Gastric cancer risk elevated in T2D patients treated for H. pylori
Individuals with type 2 diabetes mellitus (T2D) may be at risk of developing gastric cancer even after receiving Helicobacter pylori (H. pylori) eradication therapy, demonstrated a study from Hong Kong.
“T2D was associated with an increased gastric cancer risk in H. pylori-infected patients who had received eradication therapy, especially those with suboptimal glycaemic control and who did not use metformin,” said the researchers.
A total of 46,460 patients aged ≥45 years (47.6 percent male) who received clarithromycin-based triple therapy* (median age at treatment 58.7 years) for H. pylori were included in this retrospective study. Of these, 14.9 percent (n=6,900) had T2D.
Patients with type 1 diabetes, history of gastric cancer or diagnosis of gastric cancer within the first year of H. pylori treatment, prior gastrectomy, or requiring repeat treatment for H. pylori were excluded.

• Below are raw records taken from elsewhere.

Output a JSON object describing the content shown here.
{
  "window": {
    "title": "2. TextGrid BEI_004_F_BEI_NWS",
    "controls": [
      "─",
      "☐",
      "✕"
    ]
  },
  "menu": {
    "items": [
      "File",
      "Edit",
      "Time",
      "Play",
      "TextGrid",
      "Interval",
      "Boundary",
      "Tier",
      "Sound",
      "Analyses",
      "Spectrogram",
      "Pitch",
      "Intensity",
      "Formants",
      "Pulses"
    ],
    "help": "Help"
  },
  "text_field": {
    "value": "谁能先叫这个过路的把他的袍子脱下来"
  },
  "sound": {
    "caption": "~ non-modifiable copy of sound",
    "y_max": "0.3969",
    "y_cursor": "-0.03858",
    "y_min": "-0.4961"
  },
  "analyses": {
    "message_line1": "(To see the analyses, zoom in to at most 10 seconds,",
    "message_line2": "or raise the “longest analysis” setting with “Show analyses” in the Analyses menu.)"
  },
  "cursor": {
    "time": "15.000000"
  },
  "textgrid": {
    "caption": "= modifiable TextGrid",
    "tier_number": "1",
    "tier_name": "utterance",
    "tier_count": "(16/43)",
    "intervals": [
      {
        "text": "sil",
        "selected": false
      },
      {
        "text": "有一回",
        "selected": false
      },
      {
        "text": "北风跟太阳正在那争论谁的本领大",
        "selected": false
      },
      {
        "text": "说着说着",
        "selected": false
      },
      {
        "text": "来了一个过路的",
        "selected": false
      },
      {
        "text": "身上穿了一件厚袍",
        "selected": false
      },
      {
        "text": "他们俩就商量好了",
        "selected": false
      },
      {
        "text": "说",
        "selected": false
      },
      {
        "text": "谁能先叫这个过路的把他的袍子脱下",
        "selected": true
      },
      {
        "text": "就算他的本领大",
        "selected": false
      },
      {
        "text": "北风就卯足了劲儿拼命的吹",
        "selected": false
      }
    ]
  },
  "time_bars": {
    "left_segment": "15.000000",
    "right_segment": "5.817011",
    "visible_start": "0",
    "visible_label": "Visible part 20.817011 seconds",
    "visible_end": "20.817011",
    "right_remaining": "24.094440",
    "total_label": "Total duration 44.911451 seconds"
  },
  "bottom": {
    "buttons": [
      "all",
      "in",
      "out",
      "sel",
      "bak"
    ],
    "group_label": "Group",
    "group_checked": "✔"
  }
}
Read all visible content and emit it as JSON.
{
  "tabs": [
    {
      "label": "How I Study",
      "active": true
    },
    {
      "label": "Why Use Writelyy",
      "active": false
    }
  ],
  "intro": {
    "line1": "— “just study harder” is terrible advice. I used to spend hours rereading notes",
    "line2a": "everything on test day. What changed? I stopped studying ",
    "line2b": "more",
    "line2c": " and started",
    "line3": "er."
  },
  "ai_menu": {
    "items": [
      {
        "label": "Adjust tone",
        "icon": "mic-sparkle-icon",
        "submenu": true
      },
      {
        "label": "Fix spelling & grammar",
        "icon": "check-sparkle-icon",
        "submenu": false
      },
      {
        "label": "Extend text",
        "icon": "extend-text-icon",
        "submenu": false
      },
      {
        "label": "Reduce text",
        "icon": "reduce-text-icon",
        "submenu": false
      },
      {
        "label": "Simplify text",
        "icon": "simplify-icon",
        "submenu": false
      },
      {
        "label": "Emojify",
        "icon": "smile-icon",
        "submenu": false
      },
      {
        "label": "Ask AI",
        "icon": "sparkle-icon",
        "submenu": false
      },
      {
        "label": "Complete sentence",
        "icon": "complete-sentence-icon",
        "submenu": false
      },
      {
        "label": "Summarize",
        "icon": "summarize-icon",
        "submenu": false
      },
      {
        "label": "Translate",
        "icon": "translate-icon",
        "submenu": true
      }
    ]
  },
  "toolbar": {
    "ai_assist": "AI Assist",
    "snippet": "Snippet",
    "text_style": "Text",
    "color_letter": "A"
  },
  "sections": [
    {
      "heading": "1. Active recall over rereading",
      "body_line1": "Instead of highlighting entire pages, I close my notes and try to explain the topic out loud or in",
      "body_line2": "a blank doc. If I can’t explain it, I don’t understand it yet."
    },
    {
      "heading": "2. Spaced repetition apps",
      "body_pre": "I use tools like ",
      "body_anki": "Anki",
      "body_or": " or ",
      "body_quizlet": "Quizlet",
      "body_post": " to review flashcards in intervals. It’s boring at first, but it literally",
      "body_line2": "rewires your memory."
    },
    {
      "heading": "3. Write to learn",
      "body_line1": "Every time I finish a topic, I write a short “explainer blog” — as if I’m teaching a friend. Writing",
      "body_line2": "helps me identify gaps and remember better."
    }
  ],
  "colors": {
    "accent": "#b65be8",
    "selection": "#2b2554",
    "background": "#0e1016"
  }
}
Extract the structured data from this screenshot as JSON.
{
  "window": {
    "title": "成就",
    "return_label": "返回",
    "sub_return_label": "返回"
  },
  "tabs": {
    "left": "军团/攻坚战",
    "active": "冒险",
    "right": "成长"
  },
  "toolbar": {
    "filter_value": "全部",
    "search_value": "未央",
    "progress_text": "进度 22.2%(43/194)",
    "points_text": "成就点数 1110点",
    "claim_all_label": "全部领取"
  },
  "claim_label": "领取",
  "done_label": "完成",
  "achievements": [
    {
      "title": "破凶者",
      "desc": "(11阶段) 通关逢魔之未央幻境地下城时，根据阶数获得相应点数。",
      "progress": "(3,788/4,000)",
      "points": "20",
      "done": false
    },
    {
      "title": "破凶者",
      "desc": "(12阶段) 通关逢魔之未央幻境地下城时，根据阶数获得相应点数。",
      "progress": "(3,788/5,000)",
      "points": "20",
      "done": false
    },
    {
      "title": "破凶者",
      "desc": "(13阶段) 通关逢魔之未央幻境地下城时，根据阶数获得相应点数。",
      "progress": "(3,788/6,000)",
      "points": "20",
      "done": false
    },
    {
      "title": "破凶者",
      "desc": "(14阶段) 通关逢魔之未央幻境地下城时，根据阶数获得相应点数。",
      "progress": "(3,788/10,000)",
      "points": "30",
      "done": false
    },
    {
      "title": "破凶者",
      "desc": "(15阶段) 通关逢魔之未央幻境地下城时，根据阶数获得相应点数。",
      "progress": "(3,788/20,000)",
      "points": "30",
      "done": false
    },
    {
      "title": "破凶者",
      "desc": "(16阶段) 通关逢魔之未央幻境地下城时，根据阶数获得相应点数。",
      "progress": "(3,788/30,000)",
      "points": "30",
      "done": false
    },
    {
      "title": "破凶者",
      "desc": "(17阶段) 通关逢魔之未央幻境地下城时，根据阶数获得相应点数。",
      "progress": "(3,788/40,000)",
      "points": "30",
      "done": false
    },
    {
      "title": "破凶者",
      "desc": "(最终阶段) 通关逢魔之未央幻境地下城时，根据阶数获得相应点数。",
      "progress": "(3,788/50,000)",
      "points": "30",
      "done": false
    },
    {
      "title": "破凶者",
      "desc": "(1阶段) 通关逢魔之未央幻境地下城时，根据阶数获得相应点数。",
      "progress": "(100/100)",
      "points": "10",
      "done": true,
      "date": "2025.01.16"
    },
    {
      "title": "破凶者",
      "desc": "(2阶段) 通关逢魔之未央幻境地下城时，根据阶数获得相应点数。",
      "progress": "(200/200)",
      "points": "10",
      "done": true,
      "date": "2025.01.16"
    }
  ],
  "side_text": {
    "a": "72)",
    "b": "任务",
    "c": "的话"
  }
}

Over a median 7.1 years, 0.33 percent of patients (n=153, median age 72.4 years) developed gastric cancer, of which 31 and 88 were in the cardia and non-cardia regions, respectively. The incidence rate of gastric cancer was 7.3 and 4.1 per 10,000 person-years among patients with and without T2D, respectively.
Patients with T2D appeared to have an elevated risk of developing gastric cancer compared with those without T2D (adjusted hazard ratio [adjHR], 1.67; p=0.021), with an absolute risk difference of 2.96 more gastric cancer cases per 10,000 person-years in those with vs without T2D. [Diabetes Care 2019;doi:10.2337/dc19-0437]
Subgroup analysis showed that compared with individuals without T2D, gastric cancer risk was elevated in patients with suboptimal glycaemic control, determined in this study as a time-weighted mean HbA1c level of ≥6.0 percent (adjHR, 1.68; p=0.025), but not in those with a time-weighted mean HbA1c level of <6.0 percent (adjHR, 1.99; p=0.188).
This suggests that tight glycaemic control may alleviate gastric cancer risk in patients with T2D, said the researchers.
Gastric cancer risk with T2D was also specific to cardia cancer (adjHR, 3.40; p=0.005) but not non-cardia cancer (adjHR, 1.53; p=0.161) and in patients not using metformin (adjHR, 2.59; p=0.002), with no significant effect in metformin users (adjHR, 1.28; p=0.378).
The overall risk of gastric cancer was also elevated in a sensitivity analysis which included patients diagnosed with gastric cancer within the first year of H. pylori treatment and those who repeated H. pylori treatment (adjHR, 2.12; p<0.001), with those who were retreated having a higher risk than those who received a single treatment (adjHR, 2.54; p=0.008 and adjHR, 1.98; p<0.001, respectively).
Not adjusting for aspirin, non-steroidal anti-inflammatory drugs, COX-2 inhibitors, or proton pump inhibitors (PPIs) did not significantly affect the findings. However, the association between T2D and gastric cancer was no longer significant in analysis that did not adjust for use of statins, statins plus aspirin, and all drugs. Additionally, gastric cancer risk was further elevated when comorbidities were excluded (adjHR, 1.92; p=0.002).
“[W]e demonstrated a potential source of bias, whereby the association between T2D and gastric cancer decreased toward null if the use of certain medications was not properly adjusted for and cancer risk was inflated if comorbidities were not considered … further illustrat[ing] the importance of adjusting for concomitant medications and comorbidities,” the researchers noted.
Previous studies on the T2D-gastric cancer link have yielded contradictory findings, with some showing an elevated risk and others demonstrating no association between the two conditions. [World J Gastroenterol 2013;19:936-945; Oncotarget 2017;8:44881-44892] In addition, a Japanese study showed that patients with H. pylori with higher HbA1c levels had greater risk for gastric cancer than those with lower HbA1c levels. [Gastroenterology 2009;136:1234-1241]
“Failure to stratify patients with [diabetes] by H. pylori infection might be an important reason for this disparity,” suggested the researchers, citing other potential reasons such as variation in study design and patient ethnicity. They also acknowledged that lack of information on precancerous changes prior to H. pylori treatment, diet, and family history of gastric cancer in this study could have affected the results and recommended that patients with T2D undergo screening for gastric cancer following H. pylori treatment.